Catt Small Grabs Back! Tips to Focus Resistance
Women are leaning into activism! And since protest is not just the new brunch, they are struggling to balance SAVING OUR DEMOCRACY with career and family. What with all the marches, groups to join, states to turn blue, members of Congress to yell at (both in person and over the phone), petitions, tweets, emails, and executive orders to keep track of, one certainly can lose focus. And since folks aren’t being paid for any of this progressive activism, they can’t afford to be distracted on the job.
Friend of the Momtropolis, Catt Small, balances activism with her work as a product designer for beloved site Etsy! She devotes about 5 to 10 hours per week supporting civil rights causes for Black Americans, immigrants, and women. She organizes events for social good such as the Game Devs of Color Expo. As a game developer, Catt is always looking for ways to seed tolerance and empathy into to the user experience. Her sex ed app, SenseU does just that. So I knew Catt would be out there grabbing back against this president; and have some ideas about how to focus daily resistance to his distinct unAmericanism — without jeopardizing work. As I suspected Catt has some sharp tips!
1. Get Off Social Media!
Consider subscribing to a high-quality news outlet such as the New York Times or a daily newsletter. Social media can be a firehose of unconfirmed information that can lead to unneeded anxiety and stress. I lost a lot of time checking Twitter until I subscribed subscribed to the New York Times and installed an IFTTT (If This Then That) applet that notifies me when a new law is signed by His Cheesiness.

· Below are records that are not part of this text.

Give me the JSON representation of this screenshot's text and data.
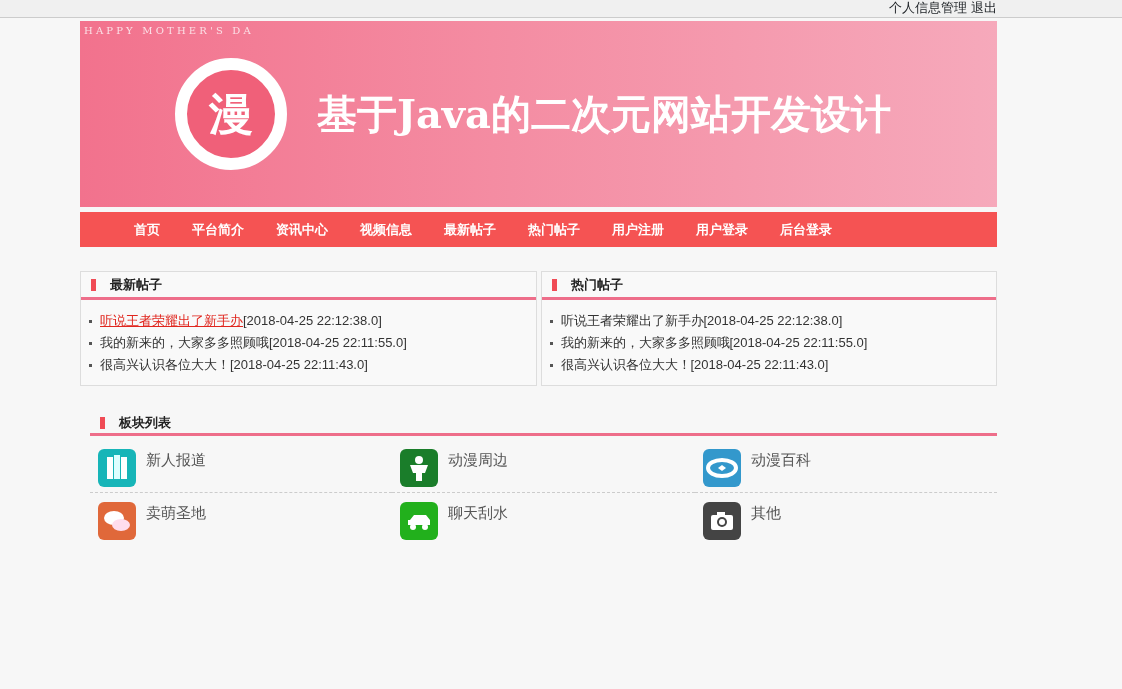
{
  "top_links": [
    "个人信息管理",
    "退出"
  ],
  "banner": {
    "tagline": "H A P P Y   M O T H E R ' S   D A",
    "logo_char": "漫",
    "title": "基于Java的二次元网站开发设计"
  },
  "nav": [
    "首页",
    "平台简介",
    "资讯中心",
    "视频信息",
    "最新帖子",
    "热门帖子",
    "用户注册",
    "用户登录",
    "后台登录"
  ],
  "panels": [
    {
      "title": "最新帖子",
      "posts": [
        {
          "title": "听说王者荣耀出了新手办",
          "time": "[2018-04-25 22:12:38.0]",
          "hovered": true
        },
        {
          "title": "我的新来的，大家多多照顾哦",
          "time": "[2018-04-25 22:11:55.0]",
          "hovered": false
        },
        {
          "title": "很高兴认识各位大大！",
          "time": "[2018-04-25 22:11:43.0]",
          "hovered": false
        }
      ]
    },
    {
      "title": "热门帖子",
      "posts": [
        {
          "title": "听说王者荣耀出了新手办",
          "time": "[2018-04-25 22:12:38.0]",
          "hovered": false
        },
        {
          "title": "我的新来的，大家多多照顾哦",
          "time": "[2018-04-25 22:11:55.0]",
          "hovered": false
        },
        {
          "title": "很高兴认识各位大大！",
          "time": "[2018-04-25 22:11:43.0]",
          "hovered": false
        }
      ]
    }
  ],
  "boards": {
    "title": "板块列表",
    "items": [
      {
        "name": "新人报道",
        "kind": "book",
        "color": "#17b5b8"
      },
      {
        "name": "动漫周边",
        "kind": "figure",
        "color": "#1a7d2a"
      },
      {
        "name": "动漫百科",
        "kind": "film",
        "color": "#3398cc"
      },
      {
        "name": "卖萌圣地",
        "kind": "chat",
        "color": "#e0683a"
      },
      {
        "name": "聊天刮水",
        "kind": "car",
        "color": "#22b01c"
      },
      {
        "name": "其他",
        "kind": "camera",
        "color": "#444444"
      }
    ]
  }
}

(FactCheck.org is also a great inbox reality check in this age of alternative facts.)
2. The Activist’s Calendar
Pick several ways to help, then set a schedule and focus on doing those things very well. It’s impossible to be everywhere and do everything at once. The less you do, the more you can focus and be a better activist. The added bonus is that you’ll deliver better work at your job because of your increased focus.
3. Political Lunch
Organize activism efforts during break time at work. For example, gather some politically-minded coworkers and do an hourlong calling session or take a field trip to your local representative’s office. This kills two birds with one stone and keeps you from feeling like you’re not doing enough to help your country during the work day.
4. Activist Road Trip?
Take a day off and volunteer or protest. Going to donate time to a charity? Ask your company if they’ll let you take Volunteer Time Off (VTO). If your company doesn’t offer this benefit, propose it as an idea or take a sick day, if possible.
If your company offers a matching gift program, give as much money as you feel comfortable with. There are a variety of 501(c)(3) charities that focus on social good and need money to do the best they can. Monetary donations can help offset the guilt some people feel due to not being politically productive all the time.
(When you want to dive into politics, there are also special elections going on right now that you can contribute to in states such as Delaware, Connecticut, and Georgia. Some of these are state races, which have national implications because decisions about redistricting are made at that level. A complete list of all 2017 elections can be found here.)
Finally, if you work at an inclusive company, ask to open an activism channel on your preferred chat system (such as Slack). Discussing politics within an acceptable space can give you the opportunity to air your frustrations so you can feel better and get back to work.